A Pastrami Turkey Sandwich on a plate.
Photo by Joseph De Leo, Food Styling by Rebecca Jurkevich

I would just as soon skip the cooking marathon that leads up to Thanksgiving. But I would feel truly bereft to miss out on the festival of leftovers, including days of sandwiches piled high with slabs of stuffing fried in butter and stacks of thinly shaved turkey breast. (No, I am not above going full tetrazzini if the situation demands it.) I am hardly alone in celebrating a fridge full of Thanksgiving leftovers, but this year I am taking things a bit further and cooking my Thanksgiving turkey specifically to eat as leftovers.

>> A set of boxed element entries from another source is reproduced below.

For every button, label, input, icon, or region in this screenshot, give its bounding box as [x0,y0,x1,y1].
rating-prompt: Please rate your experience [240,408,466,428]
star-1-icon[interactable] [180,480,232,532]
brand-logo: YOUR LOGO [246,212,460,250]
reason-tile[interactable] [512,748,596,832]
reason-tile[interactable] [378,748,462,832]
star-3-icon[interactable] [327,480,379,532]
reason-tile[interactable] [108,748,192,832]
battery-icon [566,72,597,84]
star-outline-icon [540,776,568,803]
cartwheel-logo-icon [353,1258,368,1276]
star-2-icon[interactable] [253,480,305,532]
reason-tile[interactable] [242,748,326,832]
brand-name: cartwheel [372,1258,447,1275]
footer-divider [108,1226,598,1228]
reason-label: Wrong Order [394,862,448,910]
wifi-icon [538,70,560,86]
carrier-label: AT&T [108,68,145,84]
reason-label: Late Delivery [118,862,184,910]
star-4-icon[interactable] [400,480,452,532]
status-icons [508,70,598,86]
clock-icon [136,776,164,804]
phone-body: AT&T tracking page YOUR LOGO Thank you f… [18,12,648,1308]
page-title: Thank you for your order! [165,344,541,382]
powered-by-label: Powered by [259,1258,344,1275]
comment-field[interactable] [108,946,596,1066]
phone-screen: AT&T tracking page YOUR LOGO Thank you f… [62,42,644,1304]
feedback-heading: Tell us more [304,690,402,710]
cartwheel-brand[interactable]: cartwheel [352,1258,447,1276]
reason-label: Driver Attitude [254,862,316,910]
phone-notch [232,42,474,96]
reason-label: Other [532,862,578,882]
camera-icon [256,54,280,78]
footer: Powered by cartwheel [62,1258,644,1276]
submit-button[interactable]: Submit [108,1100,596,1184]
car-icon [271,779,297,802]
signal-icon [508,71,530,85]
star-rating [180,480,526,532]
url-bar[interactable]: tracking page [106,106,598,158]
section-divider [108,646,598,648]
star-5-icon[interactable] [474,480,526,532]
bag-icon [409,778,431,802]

Let me explain. There is very little magic for me in having a whole turkey on hand for this year’s small celebration since it would be overkill for my family. Yet I want the turkey sandwiches. So this turkey breast is engineered to create the most flavorful roast turkey possible, specifically using the cut I consider ideal for sandwich duty: the breast. I cover it with an overnight peppery cure that imparts tons of pastrami-like spice, lightly sear it to bring out its flavor and set the pungent bark in place, then roast just until done. Chilled and thinly sliced, mounded onto squishy buns, this light meat is way better than a turkey breast that has simply gone along for the ride with a whole roast turkey.

Recipe information

  • Total Time

    1 hour 45 minutes

  • Yield

    Serves 8

Ingredients

1 3–4-lb. boneless turkey breast roast (untied)
4 tsp. freshly ground black pepper
1 Tbsp. Diamond Crystal or 1¾ tsp. Morton kosher salt
1 Tbsp. light or dark brown sugar
2 tsp. garlic powder
2 tsp. smoked paprika
2 Tbsp. extra-virgin olive oil
8 soft rolls or buns
Mayonnaise, cranberry sauce, lettuce, and pickled red onion (for serving)

Preparation

  1. Step 1

    Pat turkey dry (if there is skin you can leave it on. If not, you won’t miss it) and place in a medium bowl. Mix together pepper, salt, brown sugar, garlic powder, and paprika in a small bowl, then sprinkle all over turkey (use all of it!). Cover and chill 8–12 hours.

    Step 2

    Preheat oven to 300°. Remove turkey from bowl and discard any liquid but keep all of the spice rub in place. Heat oil in a large ovenproof nonstick or cast-iron skillet over medium-high. Cook turkey, turning every minute or so, until browned on all sides and very fragrant, 6–8 minutes total.

    Step 3

    Transfer skillet to oven. Roast turkey, turning halfway through, until an instant-read thermometer inserted into the thickest part registers 155°, 60–90 minutes, depending on size. Transfer turkey to a wire rack. If you plan to serve it the same day it’s baked, let cool at least 30 minutes, then slice very thinly (think deli meat) on a cutting board.

    Step 4

    To serve, spread cut sides of buns with mayonnaise and build sandwiches with buns, turkey, cranberry sauce, lettuce, and pickled red onion.

    Do ahead: Turkey can be roasted 4 days ahead. Let cool completely, then wrap tightly and chill. Slice just before using. Don’t try to reheat it as it will just dry out.